Upon arrival, Quinn was informed that the building had been evacuated of two employees and two customers. Finding smoke on the first floor, Quinn immediately requested mutual aid from the Broadalbin Fire Department for Tanker 2-2-1, a 1,800-gallon tanker with a 500-gpm pump; Water Supply Truck 2-4-2, a 1,500-gpm pumper; and Engine 2-1-2, a 2,000-gpm pumper. Perth Engine 12-1-1 was positioned in the parking lot in front of the store. Perth Engine 12-1-2 laid a 300-foot, four-inch line from Engine 12-1-1 to a nearby creek and set up to draft to supply water to the fireground engine. It was determined that the fire was in the basement and a four-member crew led by Captain Kurt Opalka advanced a 200-foot, 1¾-inch attack line through the main door on the west side. A second crew led by Second Assistant Chief Jamie Rossi began a secondary attack on the south side of the building, advancing a 200-foot, 1¾-inch foam line.

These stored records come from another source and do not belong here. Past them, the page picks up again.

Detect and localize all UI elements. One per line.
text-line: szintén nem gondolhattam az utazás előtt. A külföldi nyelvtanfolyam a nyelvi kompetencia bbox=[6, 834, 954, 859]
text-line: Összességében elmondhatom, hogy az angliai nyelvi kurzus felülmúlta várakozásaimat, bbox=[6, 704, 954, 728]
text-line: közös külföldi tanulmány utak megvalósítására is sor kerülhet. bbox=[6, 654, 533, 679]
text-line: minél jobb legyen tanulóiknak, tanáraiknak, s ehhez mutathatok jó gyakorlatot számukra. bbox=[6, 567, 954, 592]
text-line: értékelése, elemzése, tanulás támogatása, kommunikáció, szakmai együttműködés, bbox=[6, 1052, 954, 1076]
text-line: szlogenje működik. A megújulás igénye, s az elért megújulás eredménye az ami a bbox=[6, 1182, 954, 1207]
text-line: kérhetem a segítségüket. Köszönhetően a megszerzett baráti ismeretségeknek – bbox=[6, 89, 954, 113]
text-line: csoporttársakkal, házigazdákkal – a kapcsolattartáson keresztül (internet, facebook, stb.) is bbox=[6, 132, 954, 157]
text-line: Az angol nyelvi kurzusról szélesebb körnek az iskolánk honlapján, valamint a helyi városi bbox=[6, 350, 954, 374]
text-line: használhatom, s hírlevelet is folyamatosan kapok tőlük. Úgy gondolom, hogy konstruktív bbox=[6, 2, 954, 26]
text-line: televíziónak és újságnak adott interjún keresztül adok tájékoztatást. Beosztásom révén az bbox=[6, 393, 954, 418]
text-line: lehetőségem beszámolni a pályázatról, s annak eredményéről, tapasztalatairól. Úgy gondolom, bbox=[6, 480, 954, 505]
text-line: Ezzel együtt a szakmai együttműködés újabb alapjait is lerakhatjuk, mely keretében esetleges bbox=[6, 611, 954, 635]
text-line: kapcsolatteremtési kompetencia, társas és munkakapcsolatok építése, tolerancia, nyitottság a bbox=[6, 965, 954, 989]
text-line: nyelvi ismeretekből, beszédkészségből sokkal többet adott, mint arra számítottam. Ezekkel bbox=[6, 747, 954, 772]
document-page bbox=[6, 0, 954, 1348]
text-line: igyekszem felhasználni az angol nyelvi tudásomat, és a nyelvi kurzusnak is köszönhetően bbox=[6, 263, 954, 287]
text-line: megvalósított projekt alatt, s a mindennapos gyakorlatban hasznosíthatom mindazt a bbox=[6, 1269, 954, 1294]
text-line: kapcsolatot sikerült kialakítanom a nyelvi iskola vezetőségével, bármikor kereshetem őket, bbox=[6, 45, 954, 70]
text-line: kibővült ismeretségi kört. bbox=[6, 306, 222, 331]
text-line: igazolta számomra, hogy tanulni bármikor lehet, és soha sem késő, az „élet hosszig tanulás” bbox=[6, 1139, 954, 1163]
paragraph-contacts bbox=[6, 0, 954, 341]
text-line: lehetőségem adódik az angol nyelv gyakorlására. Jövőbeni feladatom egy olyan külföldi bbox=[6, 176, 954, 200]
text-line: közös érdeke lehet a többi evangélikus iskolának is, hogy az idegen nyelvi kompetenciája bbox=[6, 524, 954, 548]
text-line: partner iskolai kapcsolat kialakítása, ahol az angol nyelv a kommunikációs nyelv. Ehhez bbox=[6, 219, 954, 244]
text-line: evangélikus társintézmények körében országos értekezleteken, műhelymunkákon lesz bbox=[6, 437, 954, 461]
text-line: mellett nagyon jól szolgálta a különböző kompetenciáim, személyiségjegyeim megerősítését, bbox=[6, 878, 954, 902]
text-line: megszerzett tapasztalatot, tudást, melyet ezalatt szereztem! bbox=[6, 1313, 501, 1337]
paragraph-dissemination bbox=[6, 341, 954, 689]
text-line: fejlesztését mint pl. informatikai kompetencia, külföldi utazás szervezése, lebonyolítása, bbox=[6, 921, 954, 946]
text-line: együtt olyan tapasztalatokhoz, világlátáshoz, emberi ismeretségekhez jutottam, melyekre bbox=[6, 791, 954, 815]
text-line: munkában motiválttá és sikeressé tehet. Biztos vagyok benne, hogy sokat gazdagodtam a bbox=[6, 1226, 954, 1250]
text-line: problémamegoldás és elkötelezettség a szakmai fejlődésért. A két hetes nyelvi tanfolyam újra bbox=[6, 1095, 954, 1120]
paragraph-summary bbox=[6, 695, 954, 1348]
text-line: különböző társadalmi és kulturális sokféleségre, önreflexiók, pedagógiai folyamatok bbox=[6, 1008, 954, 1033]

There were two service doors in the basement used for furniture deliveries, one 42 inches wide and the other a seven-foot overhead door. Both doors were locked from the inside and crews had to force entry. Opalka's crew made entry into the basement, where the firefighters encountered heavy smoke and intense heat. Upon entering the basement, Lieutenant Scott Friedlander used a thermal imaging camera in an effort to locate the fire; there was a 640-degree temperature reading on the camera. Another two-member crew advanced a 250-foot, 1¾-inch attack line to the overhead door on the south side of the building where Rossi and Captain Paul McNeil were advancing into the basement.

As additional firefighters arrived on scene, backup crews were assigned to both of the initial crews. Interior crews were experiencing high-heat conditions and zero visibility because the basement had no windows for ventilation. Additional mutual aid was requested from the Hagaman Fire Department. Hagaman Engine 5, a 1,500-gpm pumper; and Tower 9, an 85-foot platform tower ladder with a 2,000-gpm pump, responded with four firefighters. Several firefighters, led by Deputy County Fire Coordinator Bruce Heberer, breached a large hole in the rear concrete-block basement wall in an attempt to vent heat and smoke for the interior crews. By the time this was accomplished, the fire was well advanced and conditions were continuing to deteriorate. Quinn ordered the evacuation of the building, approximately 15 minutes from the time the first crews entered.